Tip 3 – Go beyond the authorization. You may gain authorization but later discover the patient’s plan does not cover hyperbaric treatments. After you receive the authorization, speak to someone in benefits to verify the patient’s financial responsibility. Ask to see: if the patient has hyperbaric benefits, their deductible amount and how much has been met, as well as their annual “out of pocket max”.
Tip 4 – Check CPT codes. When discussing authorizations with a third party payer, ask if a reimbursement amount is assigned to the CPT codes you intend to submit. In some cases, certain CPT codes are not assigned a reimbursement amount, resulting in zero payment.
Tip 5 – Single case agreements. If the patient does not have benefits which cover hyperbaric treatments, it is worthwhile to obtain a single case agreement. Your patient access office or patient billing office should know this process and have some acceptable reimbursement values in mind to begin the negotiation process. It may take some back and forth between the two parties, but is worth the attempt to treat the patient in your center rather than sending to another facility. Remember to also get a single case agreement on behalf of the supervising physicians.

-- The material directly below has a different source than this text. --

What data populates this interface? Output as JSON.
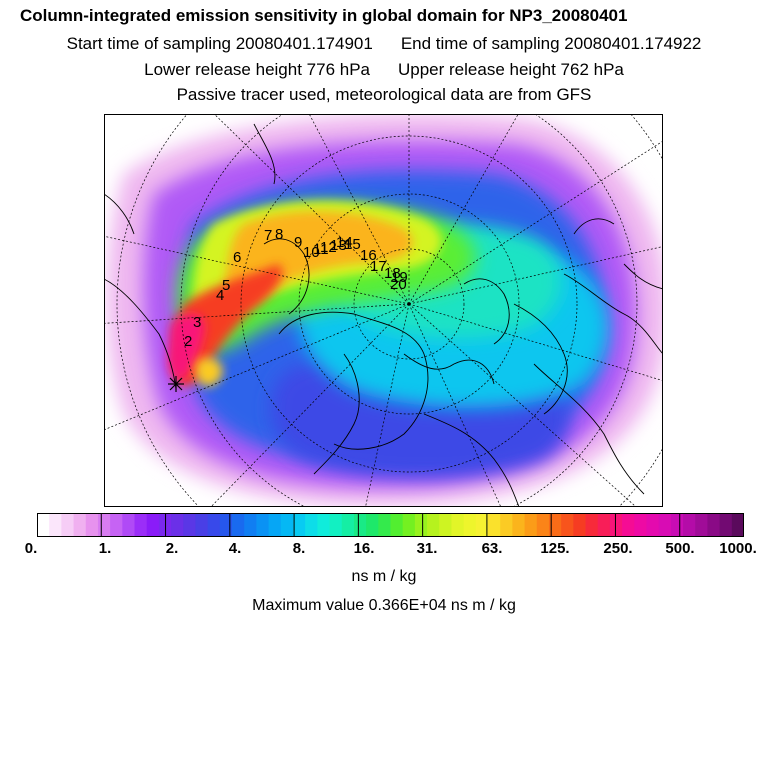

Tip 6 – Insurance. When asking for authorization, ensure that any supervising physician of hyperbaric treatments, participates with the patient’s insurance carrier.
Tip 7 – Remember the 16th minute rule. Hyperbaric treatments for medicare are reimbursed in 30 minute segments beginning from the time the door of the chamber is closed and ending when the door of the chamber is opened. To justify billing the next subsequent segment, the time must reach into the 16th minute of the next 30 minute segment. Otherwise, you round down to the previous segment. The times noted on the treatment chart will justify the segmental billing.
Tip 8 – DFU. The medical record for diabetic foot ulcers should have a statement regarding adequate glycemic control, offloading, and debridements.
Tip 9 – Medical records.The medical record should have statements regarding the physician supervision, accessibility and, in some cases, availability of emergency and/or ICU services.
Tip 10 – Review and re-evaluate often. Utilization review is key to avoiding denials and excess expense to both the patient and the healthcare industry. This both justifies continued treatment (if improvement is seen) and discontinuation (if the patient is not improving). Patient reevaluation is recommended to occur after 20 treatments and then each 10 treatments after that. Most indications should not exceed 60 treatments.